LONDON — Returning from a domestic errand, I was heartened to stumble across a commercial photovoltaic installation under construction on a sizable patch of what had previously been arable land. This 4.5-MW plant is to feed power to the grid and will no doubt operate successfully for 20 or more years, enjoying decades of the sunshine that once ripened the wheat of previous generations.
It will also perhaps be one of the last to benefit from the government’s generous PV feed-in tariff, now withdrawn for installations above 50 kW. Whether this means an end to commercial-scale PV development in the U.K. remains to be seen, but there can be little doubt that confidence in the sector has been affected. And with solar having little more than a tenuous grip on the U.K. energy marketplace, hopes that PV will make a big impact in the short term have clearly been dented.
In the U.K. and in many other similarly affected countries, whether this will in fact emerge as a knockout blow in the longer term depends more than ever on industry passing on falling costs to consumers and pushing the long-term cost-of-ownership envelope to below that of conventional energy. It’s a tall order even for a relatively mature technology like PV. Without support, that challenge becomes harder still.
The U.K. is pioneering a new form of feed-in tariff with its Renewable Heat Incentive. This commendable initiative represents an exciting development that could ultimately spearhead a new wave of renewable heating policy directives. With support for these important forms of renewable energy, a new route to a low carbon infrastructure has opened up.
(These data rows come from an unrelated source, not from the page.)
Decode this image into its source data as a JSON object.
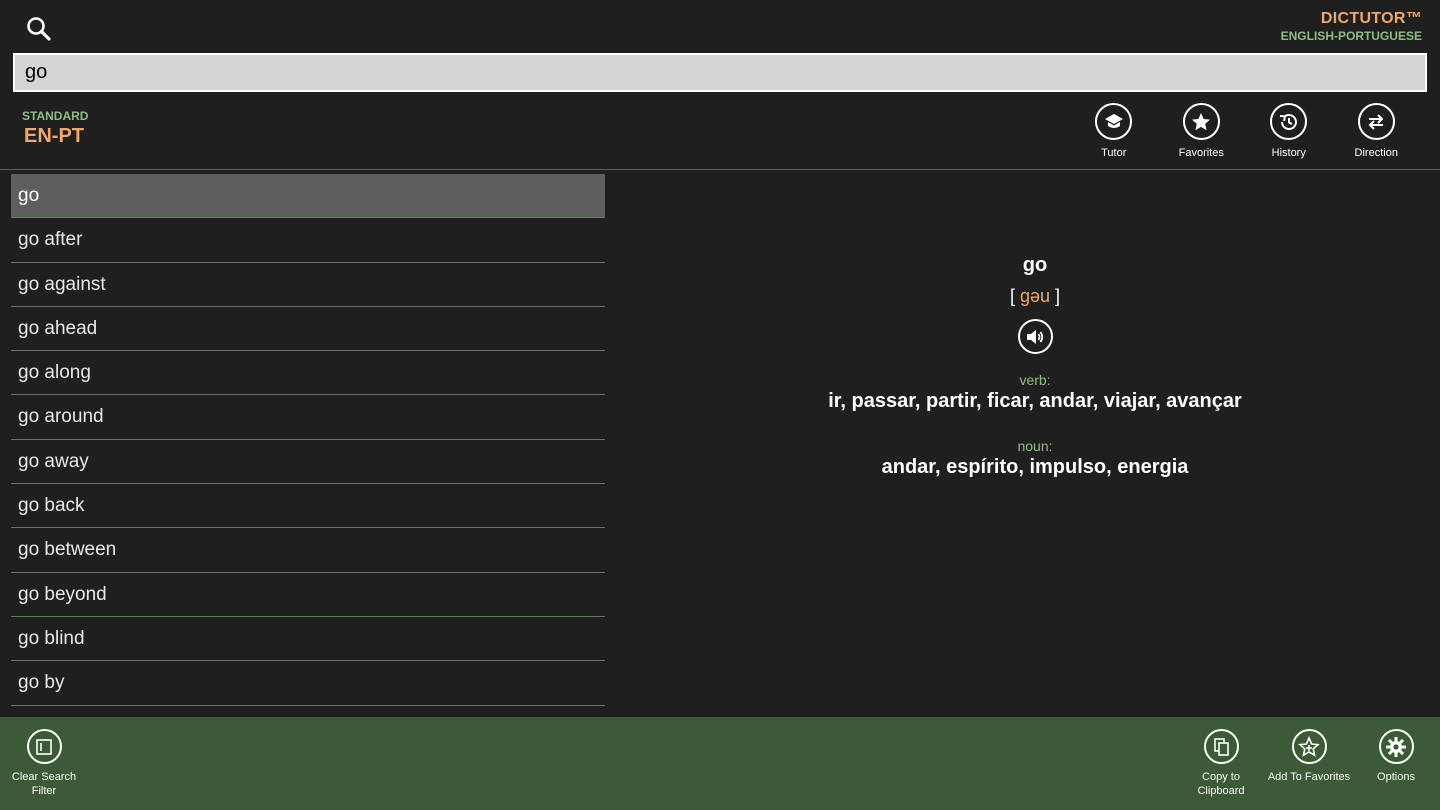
{
  "app": {
    "title": "DICTUTOR™",
    "subtitle": "ENGLISH-PORTUGUESE"
  },
  "search": {
    "value": "go",
    "icon": "search-icon"
  },
  "mode": {
    "label": "STANDARD",
    "value": "EN-PT"
  },
  "toolbar": {
    "tutor_label": "Tutor",
    "favorites_label": "Favorites",
    "history_label": "History",
    "direction_label": "Direction"
  },
  "word_list": {
    "selected_index": 0,
    "items": [
      {
        "label": "go"
      },
      {
        "label": "go after"
      },
      {
        "label": "go against"
      },
      {
        "label": "go ahead"
      },
      {
        "label": "go along"
      },
      {
        "label": "go around"
      },
      {
        "label": "go away"
      },
      {
        "label": "go back"
      },
      {
        "label": "go between"
      },
      {
        "label": "go beyond"
      },
      {
        "label": "go blind"
      },
      {
        "label": "go by"
      }
    ]
  },
  "definition": {
    "word": "go",
    "phonetic_open": "[ ",
    "phonetic": "gəu",
    "phonetic_close": " ]",
    "entries": [
      {
        "pos": "verb:",
        "translations": "ir, passar, partir, ficar, andar, viajar, avançar"
      },
      {
        "pos": "noun:",
        "translations": "andar, espírito, impulso, energia"
      }
    ]
  },
  "appbar": {
    "clear_label_line1": "Clear Search",
    "clear_label_line2": "Filter",
    "copy_label_line1": "Copy to",
    "copy_label_line2": "Clipboard",
    "add_fav_label": "Add To Favorites",
    "options_label": "Options"
  },
  "colors": {
    "background": "#1f1f1f",
    "accent_orange": "#f0a868",
    "accent_green": "#8fbf7f",
    "appbar_green": "#3c5a35",
    "selected_row": "#5e5e5e"
  }
}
And, after all, some 40 percent of Europe’s energy consumption is spent on space and water heating. But perhaps there are also dangers lurking if, say, the policy becomes too successful for its own good and, like the PV sector, is again throttled back just as momentum gathers.
It may well be that the modest 4.5-MW PV installation under construction in rural Lincolnshire turns out to be the last of its breed, but it is nonetheless extremely hard to believe that it will be the last of its kind.